Я критически относился и отношусь к некоторым взглядам и текстам Солженицына, но соглашаться с тем, что он просто взял и уехал, а не был насильно вывезен за границу, конечно не буду. Американцев к войне с СССР («а СССР, — указывает Поляков, — хотим мы того или нет, по сути одна из политических версий исторической России») он не призывал, потому что, как утверждают защитники Александра Исаевича, был большим русским патриотом и, даже находясь в США, позволял себе резко критиковать американцев.
Но справедливости ради надо напомнить, что он критиковал их за самые разные вещи — например, за то, что они недостаточно решительно противостояли коммунистической угрозе, которую представляла собой советская версия России. В «Архипелаге ГУЛАГ» он приводил рассуждения зэков не только о том, что им была бы желательна американская оккупация, но и о том, что они бы одобрили американцев, если бы те сбросили на Москву атомную бомбу. А чем же это, интересно, такое ужасное желание было вызвано? Оно было вызвано и оправдано запредельной бесчеловечностью советского строя в сталинской «версии», которая казалась людям, превращенным в лагерную пыль, страшнее атомной бомбы. Что позволяет нам до сих пор сравнивать советский режим в сталинском варианте с режимом нацистской Германии.

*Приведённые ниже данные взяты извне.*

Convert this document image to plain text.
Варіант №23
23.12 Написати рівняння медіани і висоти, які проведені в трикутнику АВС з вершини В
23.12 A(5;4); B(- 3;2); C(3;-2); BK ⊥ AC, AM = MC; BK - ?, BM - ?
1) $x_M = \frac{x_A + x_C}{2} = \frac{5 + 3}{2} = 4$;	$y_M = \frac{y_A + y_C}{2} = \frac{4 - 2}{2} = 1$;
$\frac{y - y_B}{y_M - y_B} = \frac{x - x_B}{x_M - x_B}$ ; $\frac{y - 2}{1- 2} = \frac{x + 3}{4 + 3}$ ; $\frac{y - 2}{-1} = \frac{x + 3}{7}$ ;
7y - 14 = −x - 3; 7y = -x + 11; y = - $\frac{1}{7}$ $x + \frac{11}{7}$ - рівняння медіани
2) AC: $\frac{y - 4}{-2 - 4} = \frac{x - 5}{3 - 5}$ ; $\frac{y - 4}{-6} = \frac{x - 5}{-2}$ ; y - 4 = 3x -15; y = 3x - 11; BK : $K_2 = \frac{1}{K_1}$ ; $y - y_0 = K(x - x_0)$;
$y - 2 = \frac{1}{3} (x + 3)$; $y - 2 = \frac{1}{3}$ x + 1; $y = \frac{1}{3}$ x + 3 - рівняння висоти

Одна пожилая полька, во время войны угнанная в Германию и попавшая в Дрездене под американскую бомбежку, рассказывала мне, что она тогда сидела в подвале и, готовая сама погибнуть, шептала: «Так им и надо! Так им и надо! Так им и надо!».
Солженицын так ненавидел советский строй (имея на это достаточно оснований), что оправдывал власовцев. Но при этом он ставил вопрос о том, кто кого предал первым — люди советскую власть или она людей. Тема предательства у Александра Исаевича присутствует не только в «Архипелаге», но и в романе «В круге первом», где дипломат Иннокентий Володин пытается предупредить американцев о возможном похищении у них советскими агентами секретов атомной бомбы.
Как бы я ни относился к словам и делам Солженицына, у меня нет оснований сомневаться в его патриотизме. Но его опыт показывает, что можно быть патриотом и критически относиться к существующей власти, а в некоторых случаях — ненавидеть ее и желать ее поражения. Сейчас происходит попытка приспособить Солженицына к текущим идеологическим потребностям существующей власти, но оказывается, что его сочинения не совсем вписываются в навязываемую обществу историческую концепцию, согласно которой все наше прошлое во все времена (кроме девяностых годов) было просто великолепно — на что, ссылаясь на высокий авторитет 5-го управления КГБ, справедливо указал бдительный Юрий Поляков. Сомневаться в патриотизме Полякова и его единомышленников у меня тоже нет причины, и я, если бы отнесся к их декларациям сколько-нибудь всерьез, готов был бы предположить, что, окажись они перед жестокой альтернативой — изнывать на воле под гнетом американских оккупантов или гнить на нарах под охраной сталинских вертухаев, — они без колебаний выбрали бы второй вариант.